Today is a bad day.
All I feel is sadness about the difficulty of motherhood and how misunderstood and underestimated it is.
I was driving to Pants's new Montessori school to drop off some paperwork this morning when I heard the news on the radio of the mother in Texas who hanged her four daughters and herself. Three of her daughters died along with her. Her baby survived. The reporter's voice cracked as she read the report. I think my jaw may have actually dropped, then I just drove on in stunned silence. Cliches abound, but there you have it.
I just couldn't shake it all day. Later, I logged onto a mommy board I used to be fairly active on and read the inevitable thread about the hangings. I was surprised to find a lot of anger. Anger hadn't even occurred to me. I was only sad.

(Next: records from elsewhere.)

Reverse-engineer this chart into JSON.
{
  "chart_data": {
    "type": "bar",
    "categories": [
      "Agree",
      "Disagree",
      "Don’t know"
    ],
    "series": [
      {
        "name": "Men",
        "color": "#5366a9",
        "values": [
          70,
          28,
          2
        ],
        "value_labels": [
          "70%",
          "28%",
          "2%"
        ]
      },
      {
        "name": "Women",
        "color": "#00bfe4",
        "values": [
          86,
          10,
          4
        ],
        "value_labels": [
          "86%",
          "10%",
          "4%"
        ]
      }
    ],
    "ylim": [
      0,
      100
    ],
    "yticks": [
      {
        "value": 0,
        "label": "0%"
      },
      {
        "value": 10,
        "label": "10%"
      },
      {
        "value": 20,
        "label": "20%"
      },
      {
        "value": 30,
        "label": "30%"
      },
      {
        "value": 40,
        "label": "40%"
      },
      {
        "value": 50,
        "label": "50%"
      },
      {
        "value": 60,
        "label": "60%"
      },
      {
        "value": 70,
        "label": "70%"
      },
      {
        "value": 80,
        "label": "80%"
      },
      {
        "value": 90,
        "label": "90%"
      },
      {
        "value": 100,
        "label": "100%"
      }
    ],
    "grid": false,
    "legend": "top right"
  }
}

Much of the anger was over why this mother would do this to her children. A lot of it was over seemingly lenient punishments for surviving mothers in the past who have murdered their children.
"Not guilty by reason of insanity" being the lenient verdict. I admit, I favor states with the "Guilty by reason of insanity option." I feel like once the mother has been treated effectively, she is then closer to even... it is at that point that she should start serving time for her crime, as a different person than the one who committed it or not. But this is beside the point.
I can't stop thinking about what must have happened in that trailer. What her daughters must have been saying to her, crying to her. What she must have been saying to them and to herself to get through it. I feel the same way about that day in the home of Andrea Yates. I just can't stop thinking about it. Believe me, I want to stop, but something won't turn off.
I'm nothing but sad.
Then it happened again. Cheeks fell off the bed again. I want to throw up. I had laid down with him and nursed him to sleep, then snuck out of the room to call his dad and ask him to come in a different door when he came home from work so as not to wake up the baby. The idea was that I would then get back into bed with him until he woke up. In the seconds it took for me to make the call and get no answer, he woke up and crawled off the end of the bed.
I'm so sick over this that when I close my eyes I feel like I'm going to pass out. My head is swimming with guilt and grief and worry. Physically swimming.
He cried for a second. Nothing swelled this time. He was more stunned than anything. Nevertheless, I don't know how I'm going to sleep tonight. What is wrong with me? How could I let this happen again? Am I that careless? What is wrong with me? What if I had ran back in to find him still and silent on the floor rather than stunned and moving and then crying?
Then I think of this mothering instinct to protect and I think of this Texas mother. I don't doubt that her instinct was intact. In fact, had her eight month old fallen off of the bed the day before, I am quite sure she would have rushed to her aid and even taken her to the doctor in case she seemed hurt. Knowing what she may have planned to do the next day in the back of her mind.
What makes us break? What makes us crack? Where is that turning point? And how can pure love exist in the midst of such madness? I believe that it does. I really do. It's something else that goes wrong and sweeps us away.
The women on that mommy board that are angry that she would do that to her children, I just don't feel like she must have felt like she was doing anything to them. Something tells me that in all of these cases of possible postpartum depression, the mothers must have believed on some level that they were releasing their children from some form of suffering. I'm talking about the mothers that do it deliberately, that clearly planned it out to some degree. Not the violent crimes of passion. Those women, well, I can't find any form of suitable justice.
No, I'm talking about the ones whose sanity slowly wicked away.
I'm not making excuses for this mother or any other. I want to do nothing but protect my children. In fact, if you can't protect your own, I'll take them on, as well. However, more attention needs to be drawn to postpartum depression and the general stress of motherhood and how it can slowly wear away at you, like water on a stone.
I just can't shake this sadness and it is forcing me to think about this in less black and white terms. Nothing so simple as anger. Nothing as white hot as rage.
I am in a sea of gray. Murky. Cool. Faces filtering in and out. Images I both do not want to see come into focus, but which I can't help but try to make out.